What has interested me in particular is the sudden focus on pedagogies related to online and flexible learning in schools, as school closures begin to happen within Australia. I have been heartened by the sharing and generosity of my PLNs – teacher librarians and classroom educators alike – in providing resources, educational supports, and infographics to deliver online learning, and even a wonderful, calming checklist to work through as your school prepares for possible school closure (follow @kathleen_morris on Twitter – I love her work and her blog). NESCA (Neuropsychology and Educational Service for Children and Adolescents) in the US has gone as far as to provide a suggested routine for children during a time of prolonged school closure and the benefits this routine may give (see below).
And now, some content specific considerations for INF530 and ETL401…
Module 1.3 – Information technology has led to a participatory nature of knowledge acquisition and how we engage with it to learn. In our era of “fake news”, “alternate facts”, and scare mongering, consider the “ubiquity of information” and use of social media being prevalent. How does this relate to Thomas and Seely Brown’s concept of a ‘new culture of learning’? How specifically does this look around dissemination of information and reaction to information around COVID-19?
Module 1.4 – Global connectedness: has this helped or hindered what is happening right now? Has it improved our interaction with information for better or worse? Are we informed or are we alarmed? Social media and online searches continue to feed the beast within – with algorithms learning how we search. Your Google search on COVID-19 using a specific set of search terms could be quite different to your friend’s exact same Google search – one can have factual info and one can feed the panicked mind!
Module 1.5: How many of you are digitally literate and can navigate through the myriad of tools out there safely? Are you consulting reliable, fact based news sources like the ABC and The Guardian; agencies such as your health organisation; or are you relying on updates from Reddit?
Considering all of this, how is this information landscape in your own working environments having an impact?
Module 2.1: How are people sharing information? In the usual way, humour is being used to share information related to COVID-19, hygiene, and ways to understand how the virus is spreading.
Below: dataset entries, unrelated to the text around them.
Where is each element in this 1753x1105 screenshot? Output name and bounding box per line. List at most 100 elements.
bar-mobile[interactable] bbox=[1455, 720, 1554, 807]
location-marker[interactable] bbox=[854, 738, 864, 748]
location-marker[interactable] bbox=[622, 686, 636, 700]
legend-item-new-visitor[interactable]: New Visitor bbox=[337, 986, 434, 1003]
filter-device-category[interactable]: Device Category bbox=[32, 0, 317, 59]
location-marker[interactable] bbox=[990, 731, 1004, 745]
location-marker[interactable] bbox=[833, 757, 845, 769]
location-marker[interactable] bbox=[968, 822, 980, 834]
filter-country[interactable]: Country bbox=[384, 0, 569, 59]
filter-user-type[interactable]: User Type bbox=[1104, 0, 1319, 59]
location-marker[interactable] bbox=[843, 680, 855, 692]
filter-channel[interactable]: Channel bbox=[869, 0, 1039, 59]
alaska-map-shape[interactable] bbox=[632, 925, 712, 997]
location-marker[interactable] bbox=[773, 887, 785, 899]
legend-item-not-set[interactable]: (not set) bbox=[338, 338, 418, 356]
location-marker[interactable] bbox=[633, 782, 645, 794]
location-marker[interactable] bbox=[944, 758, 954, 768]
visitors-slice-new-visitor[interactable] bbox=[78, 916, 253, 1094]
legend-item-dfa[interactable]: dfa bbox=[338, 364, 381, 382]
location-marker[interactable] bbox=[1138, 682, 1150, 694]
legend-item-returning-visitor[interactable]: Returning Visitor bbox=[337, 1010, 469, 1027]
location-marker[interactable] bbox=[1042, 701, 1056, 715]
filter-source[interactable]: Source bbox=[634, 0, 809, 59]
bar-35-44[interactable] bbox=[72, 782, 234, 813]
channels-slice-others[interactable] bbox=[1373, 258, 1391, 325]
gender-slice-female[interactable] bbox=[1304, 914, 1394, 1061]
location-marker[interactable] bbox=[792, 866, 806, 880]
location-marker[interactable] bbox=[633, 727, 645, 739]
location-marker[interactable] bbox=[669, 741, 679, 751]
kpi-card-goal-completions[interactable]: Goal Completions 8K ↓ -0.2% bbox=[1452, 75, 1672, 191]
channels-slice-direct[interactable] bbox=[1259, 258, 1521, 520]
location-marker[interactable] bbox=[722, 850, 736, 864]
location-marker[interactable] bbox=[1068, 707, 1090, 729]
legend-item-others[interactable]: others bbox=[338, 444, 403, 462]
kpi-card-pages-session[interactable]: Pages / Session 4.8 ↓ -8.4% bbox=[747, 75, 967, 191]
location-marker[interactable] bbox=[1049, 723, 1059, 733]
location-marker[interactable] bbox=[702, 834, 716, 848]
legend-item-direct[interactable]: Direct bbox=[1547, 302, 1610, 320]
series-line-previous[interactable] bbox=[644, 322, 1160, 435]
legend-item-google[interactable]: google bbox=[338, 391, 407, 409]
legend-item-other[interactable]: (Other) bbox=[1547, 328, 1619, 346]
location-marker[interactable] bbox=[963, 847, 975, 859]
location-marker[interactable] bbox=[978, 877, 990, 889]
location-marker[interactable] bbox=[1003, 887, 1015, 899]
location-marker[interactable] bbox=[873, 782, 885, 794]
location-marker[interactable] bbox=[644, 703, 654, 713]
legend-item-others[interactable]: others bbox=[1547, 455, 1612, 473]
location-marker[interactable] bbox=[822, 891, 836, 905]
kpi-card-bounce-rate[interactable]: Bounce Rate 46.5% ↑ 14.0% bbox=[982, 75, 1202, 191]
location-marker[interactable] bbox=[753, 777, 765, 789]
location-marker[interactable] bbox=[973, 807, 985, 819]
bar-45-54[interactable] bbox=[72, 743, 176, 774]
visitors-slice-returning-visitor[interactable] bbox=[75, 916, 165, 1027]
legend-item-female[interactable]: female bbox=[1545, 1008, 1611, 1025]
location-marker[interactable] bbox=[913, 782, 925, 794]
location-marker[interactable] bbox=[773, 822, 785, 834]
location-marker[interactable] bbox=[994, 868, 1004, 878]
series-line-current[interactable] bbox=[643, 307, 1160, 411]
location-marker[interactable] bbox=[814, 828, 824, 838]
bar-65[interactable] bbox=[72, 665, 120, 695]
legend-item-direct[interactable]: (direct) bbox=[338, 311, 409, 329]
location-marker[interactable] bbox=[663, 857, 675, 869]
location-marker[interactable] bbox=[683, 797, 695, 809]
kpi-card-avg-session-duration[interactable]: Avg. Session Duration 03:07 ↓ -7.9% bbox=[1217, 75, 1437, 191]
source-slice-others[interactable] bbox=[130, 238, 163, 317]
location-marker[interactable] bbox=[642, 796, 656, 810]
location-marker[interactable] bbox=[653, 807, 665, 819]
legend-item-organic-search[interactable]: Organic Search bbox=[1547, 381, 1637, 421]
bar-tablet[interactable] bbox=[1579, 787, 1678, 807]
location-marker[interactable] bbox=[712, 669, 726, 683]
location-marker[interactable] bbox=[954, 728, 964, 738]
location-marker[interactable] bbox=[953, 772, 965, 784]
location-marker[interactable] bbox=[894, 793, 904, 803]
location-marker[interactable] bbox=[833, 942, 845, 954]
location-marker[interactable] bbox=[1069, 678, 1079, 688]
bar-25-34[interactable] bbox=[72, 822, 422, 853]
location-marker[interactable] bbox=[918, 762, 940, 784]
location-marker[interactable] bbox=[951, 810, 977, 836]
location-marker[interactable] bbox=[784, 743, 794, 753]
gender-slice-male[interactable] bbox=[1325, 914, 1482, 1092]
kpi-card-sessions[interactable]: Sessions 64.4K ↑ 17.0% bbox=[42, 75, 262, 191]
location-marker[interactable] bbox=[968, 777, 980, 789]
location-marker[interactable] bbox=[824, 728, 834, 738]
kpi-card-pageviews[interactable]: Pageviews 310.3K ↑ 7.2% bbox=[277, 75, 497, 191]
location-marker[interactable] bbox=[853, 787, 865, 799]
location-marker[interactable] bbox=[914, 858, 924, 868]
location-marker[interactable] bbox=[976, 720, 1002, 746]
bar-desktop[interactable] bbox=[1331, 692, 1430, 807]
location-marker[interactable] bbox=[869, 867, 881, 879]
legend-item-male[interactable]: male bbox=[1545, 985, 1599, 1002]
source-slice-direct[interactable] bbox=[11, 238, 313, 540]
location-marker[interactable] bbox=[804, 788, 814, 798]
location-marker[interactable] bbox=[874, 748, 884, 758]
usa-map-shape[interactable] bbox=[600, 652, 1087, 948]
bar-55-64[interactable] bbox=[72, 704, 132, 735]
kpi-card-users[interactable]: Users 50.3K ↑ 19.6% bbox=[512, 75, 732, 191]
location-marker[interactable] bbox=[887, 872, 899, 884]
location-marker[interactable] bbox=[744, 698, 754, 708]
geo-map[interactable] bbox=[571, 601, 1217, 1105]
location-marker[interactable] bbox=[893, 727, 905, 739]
Module 2.2: Floridi’s ‘information landscape’: how has this contributed to our knowledge of the COVID-19 virus in comparison to what people knew and how they knew it during the Spanish Flu pandemic? Is getting information faster and easier via the multiple delivery modes available more efficient or just adding to the “infowhelm” and panic mongering?
Module 2.3: The information environment: Will this be an advantage as some move to self-isolation? Can we harness the information environment to work for us as we try to minimise contact with others and work from home? How is this affordance helping us to continue to study and teach? What sort of culture is developing from the information environment we are living in? How as a TL can YOU be part of this?
Module 2.5: As new teacher librarians, you need to consider why it is important that you have an understanding of the broader information landscape. How do you feel it will affect your role as the TL? And how do you as a teacher instil calm amongst your school community (especially students) in a time of possible infowhelm and anxiety?
Consider what I have posed here. Share your ideas with me in the Comments section below to participate in the conversation!
Floridi, L. (2007). A look into the future impact of ICT on our lives. The Information Society, 23, 59-64. DOI: 10.1080/01972240601059094
Thomas, D., & Brown, J. S. (2011). A new culture of learning: Cultivating the imagination for a world of constant change (Vol. 219). Lexington, KY: CreateSpace.